Acemoğlu, dünyanın en önemli iktisatçılarından olmasının yanı sıra, biz onu Büyükada’da çocukluk ve gençliğini geçirmesinden de biliyoruz. Yakın zaman önce, Adalar’da sürdürdüğümüz #azmanminibüs dayatmasına karşı haklı mücadelemize destek olmuş; “Türkiye’de bir sivil toplum mücadelesi. Benim çocukluğumu geçirdiğim Büyükada’da Belediyenin keyfi kararlarına karşı halk tepkisi” demişti. Gerçek bir entelektüelin doğduğu topraklara, kültürüne sahip çıkması yanı sıra demokrasiye verdiği değeri de bir kez daha görmüş, umutlanmıştık.

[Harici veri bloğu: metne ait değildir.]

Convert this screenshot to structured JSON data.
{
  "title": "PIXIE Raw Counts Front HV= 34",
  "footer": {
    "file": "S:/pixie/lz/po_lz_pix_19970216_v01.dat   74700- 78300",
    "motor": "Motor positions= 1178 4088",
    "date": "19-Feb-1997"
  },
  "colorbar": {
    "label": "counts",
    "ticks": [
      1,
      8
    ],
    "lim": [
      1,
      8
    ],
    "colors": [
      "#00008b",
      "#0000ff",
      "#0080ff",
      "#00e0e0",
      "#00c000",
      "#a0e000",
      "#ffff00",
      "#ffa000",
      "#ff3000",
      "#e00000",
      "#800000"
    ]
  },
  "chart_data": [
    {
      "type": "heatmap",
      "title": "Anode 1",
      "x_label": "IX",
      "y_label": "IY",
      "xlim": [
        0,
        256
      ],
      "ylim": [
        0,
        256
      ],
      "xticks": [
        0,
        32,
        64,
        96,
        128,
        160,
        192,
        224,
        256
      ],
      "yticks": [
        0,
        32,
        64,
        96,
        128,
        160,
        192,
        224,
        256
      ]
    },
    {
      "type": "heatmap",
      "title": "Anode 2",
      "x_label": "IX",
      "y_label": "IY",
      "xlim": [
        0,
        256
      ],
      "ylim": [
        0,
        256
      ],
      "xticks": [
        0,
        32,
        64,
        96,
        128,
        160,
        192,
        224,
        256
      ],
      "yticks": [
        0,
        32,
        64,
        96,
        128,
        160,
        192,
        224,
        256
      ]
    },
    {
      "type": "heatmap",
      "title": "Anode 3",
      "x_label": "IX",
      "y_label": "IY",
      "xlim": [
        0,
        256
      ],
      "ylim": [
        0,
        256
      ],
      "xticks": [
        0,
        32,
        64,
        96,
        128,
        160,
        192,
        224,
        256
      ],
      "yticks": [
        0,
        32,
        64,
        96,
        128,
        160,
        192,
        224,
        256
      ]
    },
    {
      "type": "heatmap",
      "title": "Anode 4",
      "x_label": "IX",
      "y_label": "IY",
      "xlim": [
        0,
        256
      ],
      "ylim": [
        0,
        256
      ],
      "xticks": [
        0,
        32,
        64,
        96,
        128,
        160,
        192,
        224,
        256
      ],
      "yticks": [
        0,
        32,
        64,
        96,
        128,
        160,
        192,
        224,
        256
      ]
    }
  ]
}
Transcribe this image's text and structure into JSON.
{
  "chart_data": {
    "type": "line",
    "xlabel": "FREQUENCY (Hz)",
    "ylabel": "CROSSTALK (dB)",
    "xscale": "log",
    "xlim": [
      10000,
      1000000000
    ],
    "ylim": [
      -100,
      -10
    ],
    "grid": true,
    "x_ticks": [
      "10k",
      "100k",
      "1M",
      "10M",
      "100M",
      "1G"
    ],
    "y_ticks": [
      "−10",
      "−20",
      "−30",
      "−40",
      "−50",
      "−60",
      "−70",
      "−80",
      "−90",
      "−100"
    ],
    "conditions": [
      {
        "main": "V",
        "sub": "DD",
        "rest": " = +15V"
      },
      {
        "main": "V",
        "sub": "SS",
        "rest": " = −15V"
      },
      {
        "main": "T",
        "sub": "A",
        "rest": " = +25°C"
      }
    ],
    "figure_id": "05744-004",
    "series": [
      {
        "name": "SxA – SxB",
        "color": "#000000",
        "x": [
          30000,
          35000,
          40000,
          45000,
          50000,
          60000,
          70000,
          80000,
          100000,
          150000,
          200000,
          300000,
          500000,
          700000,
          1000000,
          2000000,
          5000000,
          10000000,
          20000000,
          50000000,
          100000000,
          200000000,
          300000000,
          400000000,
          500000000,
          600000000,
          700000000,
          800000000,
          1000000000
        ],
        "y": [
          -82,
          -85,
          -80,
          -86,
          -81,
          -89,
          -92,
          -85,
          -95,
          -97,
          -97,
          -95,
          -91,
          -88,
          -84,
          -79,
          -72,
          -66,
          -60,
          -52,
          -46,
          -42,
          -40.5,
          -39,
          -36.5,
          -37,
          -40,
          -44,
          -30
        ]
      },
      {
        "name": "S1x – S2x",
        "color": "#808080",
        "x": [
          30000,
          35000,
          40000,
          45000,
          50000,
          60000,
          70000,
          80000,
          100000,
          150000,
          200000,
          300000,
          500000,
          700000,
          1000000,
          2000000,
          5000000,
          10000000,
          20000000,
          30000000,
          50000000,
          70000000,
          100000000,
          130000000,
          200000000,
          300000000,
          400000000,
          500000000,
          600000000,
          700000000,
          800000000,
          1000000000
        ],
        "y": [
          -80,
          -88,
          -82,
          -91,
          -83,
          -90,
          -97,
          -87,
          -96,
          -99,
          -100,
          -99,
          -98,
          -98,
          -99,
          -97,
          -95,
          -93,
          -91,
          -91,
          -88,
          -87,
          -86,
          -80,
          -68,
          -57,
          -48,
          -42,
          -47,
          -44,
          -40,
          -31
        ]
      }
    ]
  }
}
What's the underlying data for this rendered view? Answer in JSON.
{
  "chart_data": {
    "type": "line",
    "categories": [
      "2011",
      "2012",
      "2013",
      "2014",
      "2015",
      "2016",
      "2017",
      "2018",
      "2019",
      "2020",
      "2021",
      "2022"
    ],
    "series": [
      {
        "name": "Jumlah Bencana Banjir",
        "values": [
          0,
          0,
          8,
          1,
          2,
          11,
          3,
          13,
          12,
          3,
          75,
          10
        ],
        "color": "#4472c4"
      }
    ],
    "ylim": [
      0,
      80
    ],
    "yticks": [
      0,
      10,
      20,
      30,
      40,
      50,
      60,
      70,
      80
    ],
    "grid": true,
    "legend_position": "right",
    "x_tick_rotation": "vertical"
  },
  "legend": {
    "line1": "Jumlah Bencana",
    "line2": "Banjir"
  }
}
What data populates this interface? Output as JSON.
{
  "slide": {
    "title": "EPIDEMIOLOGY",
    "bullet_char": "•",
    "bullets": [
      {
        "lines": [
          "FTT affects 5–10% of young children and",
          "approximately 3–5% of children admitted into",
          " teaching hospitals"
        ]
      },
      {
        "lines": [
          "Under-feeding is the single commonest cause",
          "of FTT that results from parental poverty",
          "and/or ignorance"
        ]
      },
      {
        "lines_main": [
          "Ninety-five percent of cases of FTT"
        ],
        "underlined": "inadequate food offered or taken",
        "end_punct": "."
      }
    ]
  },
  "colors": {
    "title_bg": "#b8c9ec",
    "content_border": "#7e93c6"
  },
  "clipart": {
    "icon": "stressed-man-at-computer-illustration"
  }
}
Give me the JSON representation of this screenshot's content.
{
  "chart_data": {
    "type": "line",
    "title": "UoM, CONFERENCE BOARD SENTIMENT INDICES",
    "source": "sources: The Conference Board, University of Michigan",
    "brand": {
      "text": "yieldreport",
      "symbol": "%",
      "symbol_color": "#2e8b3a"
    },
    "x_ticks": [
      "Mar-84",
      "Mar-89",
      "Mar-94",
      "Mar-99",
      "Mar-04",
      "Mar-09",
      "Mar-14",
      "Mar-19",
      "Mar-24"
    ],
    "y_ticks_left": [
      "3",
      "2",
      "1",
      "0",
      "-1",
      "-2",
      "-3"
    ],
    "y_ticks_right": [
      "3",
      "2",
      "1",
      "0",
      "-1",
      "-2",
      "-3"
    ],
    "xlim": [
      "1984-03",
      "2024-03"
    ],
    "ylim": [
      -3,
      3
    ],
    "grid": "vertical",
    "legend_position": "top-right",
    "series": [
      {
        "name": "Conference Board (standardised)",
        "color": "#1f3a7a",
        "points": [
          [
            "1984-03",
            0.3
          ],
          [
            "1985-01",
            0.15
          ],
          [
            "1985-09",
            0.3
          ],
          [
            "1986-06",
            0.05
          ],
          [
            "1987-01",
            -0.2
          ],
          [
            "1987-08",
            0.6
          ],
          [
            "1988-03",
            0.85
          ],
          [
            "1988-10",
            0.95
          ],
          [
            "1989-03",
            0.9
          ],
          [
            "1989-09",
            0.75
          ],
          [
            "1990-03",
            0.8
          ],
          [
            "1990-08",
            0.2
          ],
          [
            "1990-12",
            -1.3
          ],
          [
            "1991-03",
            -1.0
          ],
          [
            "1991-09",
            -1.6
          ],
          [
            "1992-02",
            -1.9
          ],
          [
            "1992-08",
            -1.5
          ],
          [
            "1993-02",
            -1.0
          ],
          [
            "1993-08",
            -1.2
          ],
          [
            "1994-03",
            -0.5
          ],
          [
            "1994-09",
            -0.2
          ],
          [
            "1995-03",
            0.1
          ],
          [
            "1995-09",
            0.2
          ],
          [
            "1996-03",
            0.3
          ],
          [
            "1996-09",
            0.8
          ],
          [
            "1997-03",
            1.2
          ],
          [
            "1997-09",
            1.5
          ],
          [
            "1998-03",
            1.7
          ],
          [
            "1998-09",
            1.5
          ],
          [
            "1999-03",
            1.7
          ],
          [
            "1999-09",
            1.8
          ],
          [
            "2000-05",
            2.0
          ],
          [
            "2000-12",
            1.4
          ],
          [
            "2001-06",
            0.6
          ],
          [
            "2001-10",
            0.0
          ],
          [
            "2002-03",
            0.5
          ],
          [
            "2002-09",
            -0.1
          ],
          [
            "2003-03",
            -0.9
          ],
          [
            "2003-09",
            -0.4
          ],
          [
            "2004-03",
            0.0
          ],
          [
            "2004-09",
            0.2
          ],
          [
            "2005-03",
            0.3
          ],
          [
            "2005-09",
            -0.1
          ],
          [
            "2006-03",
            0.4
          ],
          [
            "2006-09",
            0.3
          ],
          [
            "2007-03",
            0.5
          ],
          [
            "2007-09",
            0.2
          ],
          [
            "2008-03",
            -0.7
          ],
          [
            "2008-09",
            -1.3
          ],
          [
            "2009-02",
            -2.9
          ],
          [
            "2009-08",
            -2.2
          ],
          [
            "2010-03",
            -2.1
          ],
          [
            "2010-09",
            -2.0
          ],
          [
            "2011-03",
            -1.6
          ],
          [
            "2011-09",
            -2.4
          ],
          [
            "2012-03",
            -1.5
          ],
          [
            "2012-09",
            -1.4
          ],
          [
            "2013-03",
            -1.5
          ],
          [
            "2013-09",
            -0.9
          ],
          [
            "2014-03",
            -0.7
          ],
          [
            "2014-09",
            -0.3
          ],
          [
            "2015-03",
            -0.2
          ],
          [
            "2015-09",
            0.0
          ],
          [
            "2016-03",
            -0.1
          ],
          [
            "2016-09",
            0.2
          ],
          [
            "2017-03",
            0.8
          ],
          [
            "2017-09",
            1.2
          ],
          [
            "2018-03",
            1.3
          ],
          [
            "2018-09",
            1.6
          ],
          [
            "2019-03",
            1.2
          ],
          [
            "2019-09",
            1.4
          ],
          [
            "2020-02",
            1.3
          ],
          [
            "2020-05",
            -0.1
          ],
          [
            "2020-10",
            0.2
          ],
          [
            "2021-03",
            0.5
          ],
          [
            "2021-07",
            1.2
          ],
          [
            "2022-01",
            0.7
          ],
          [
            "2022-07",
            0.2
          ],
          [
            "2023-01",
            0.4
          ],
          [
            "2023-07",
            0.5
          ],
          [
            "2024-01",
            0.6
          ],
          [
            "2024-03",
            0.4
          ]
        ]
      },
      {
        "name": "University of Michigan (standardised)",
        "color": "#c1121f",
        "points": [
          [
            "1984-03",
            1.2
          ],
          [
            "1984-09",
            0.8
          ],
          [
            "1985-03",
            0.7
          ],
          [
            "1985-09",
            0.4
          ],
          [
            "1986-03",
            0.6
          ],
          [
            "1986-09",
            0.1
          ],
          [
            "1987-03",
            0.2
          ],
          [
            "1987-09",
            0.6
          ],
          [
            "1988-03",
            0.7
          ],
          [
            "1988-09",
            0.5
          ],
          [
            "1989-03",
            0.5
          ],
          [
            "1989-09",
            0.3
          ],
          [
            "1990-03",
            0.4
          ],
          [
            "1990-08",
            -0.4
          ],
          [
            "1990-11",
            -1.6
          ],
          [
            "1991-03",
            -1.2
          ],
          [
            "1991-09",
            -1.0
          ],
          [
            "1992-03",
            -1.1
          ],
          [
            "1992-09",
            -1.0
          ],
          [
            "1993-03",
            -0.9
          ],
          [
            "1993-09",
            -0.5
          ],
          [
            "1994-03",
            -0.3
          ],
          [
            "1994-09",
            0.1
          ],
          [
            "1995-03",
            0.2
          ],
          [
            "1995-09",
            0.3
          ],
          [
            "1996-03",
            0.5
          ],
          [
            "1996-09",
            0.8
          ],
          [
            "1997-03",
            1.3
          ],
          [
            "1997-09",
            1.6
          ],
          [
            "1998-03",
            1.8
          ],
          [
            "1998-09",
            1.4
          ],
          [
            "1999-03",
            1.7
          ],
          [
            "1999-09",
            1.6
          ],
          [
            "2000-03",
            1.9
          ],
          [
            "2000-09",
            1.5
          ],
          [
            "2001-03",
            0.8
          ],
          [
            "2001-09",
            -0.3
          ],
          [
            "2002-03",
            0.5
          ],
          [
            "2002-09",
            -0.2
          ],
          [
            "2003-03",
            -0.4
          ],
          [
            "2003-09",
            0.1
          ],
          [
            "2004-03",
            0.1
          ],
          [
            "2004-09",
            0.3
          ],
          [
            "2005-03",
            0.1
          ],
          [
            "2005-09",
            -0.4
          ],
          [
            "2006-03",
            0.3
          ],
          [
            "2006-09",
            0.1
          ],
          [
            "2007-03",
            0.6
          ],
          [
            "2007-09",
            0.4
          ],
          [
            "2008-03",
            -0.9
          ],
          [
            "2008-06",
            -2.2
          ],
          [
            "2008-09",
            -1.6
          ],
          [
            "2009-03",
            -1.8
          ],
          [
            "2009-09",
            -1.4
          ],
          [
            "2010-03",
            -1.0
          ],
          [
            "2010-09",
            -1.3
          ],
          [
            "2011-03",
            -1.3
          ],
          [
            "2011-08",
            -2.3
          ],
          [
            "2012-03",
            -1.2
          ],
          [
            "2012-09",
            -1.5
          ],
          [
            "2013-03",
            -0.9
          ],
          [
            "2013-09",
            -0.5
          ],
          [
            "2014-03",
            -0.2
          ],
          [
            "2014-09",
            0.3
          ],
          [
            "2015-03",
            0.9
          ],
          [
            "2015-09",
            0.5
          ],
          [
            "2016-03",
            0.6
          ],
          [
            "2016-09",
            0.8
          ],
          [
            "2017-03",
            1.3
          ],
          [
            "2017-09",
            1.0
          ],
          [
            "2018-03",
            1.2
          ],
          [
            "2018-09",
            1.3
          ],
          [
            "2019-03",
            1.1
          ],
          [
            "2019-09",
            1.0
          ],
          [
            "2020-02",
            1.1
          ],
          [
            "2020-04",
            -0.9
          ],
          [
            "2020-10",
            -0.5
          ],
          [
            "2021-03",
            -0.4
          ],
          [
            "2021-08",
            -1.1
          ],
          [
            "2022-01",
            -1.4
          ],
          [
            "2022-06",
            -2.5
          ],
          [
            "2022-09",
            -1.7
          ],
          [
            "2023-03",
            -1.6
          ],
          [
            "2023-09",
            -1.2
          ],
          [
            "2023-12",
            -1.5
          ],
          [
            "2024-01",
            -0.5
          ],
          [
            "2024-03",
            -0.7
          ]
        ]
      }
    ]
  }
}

Bu da Açık Radyo’muzun, sesimizi çoğaltmamızın sayesinde oldu. Canlı cansız tüm varlıklarla anlamlı bağlar kurmasını, bireylerin birbirlerine yardım etmesini sağlayan, çözümler üreten, başkalarının hayatında olumlu farklar yaratan, gezegenimizde daha iyi, daha adil bir yaşam için çabalayan, “ben” değil “biz” diyen bir yapı olduğu için. Topluluk radyosu olarak “Birlikte daha iyiyiz” diyebildiği, diyebildiğimiz için…

Kayıtlarımız hazır, biz hazırız…

Bugün, 29 Ekim 1923’te kurulan Cumhuriyetimizin 101’nci yaşını kutluyoruz. .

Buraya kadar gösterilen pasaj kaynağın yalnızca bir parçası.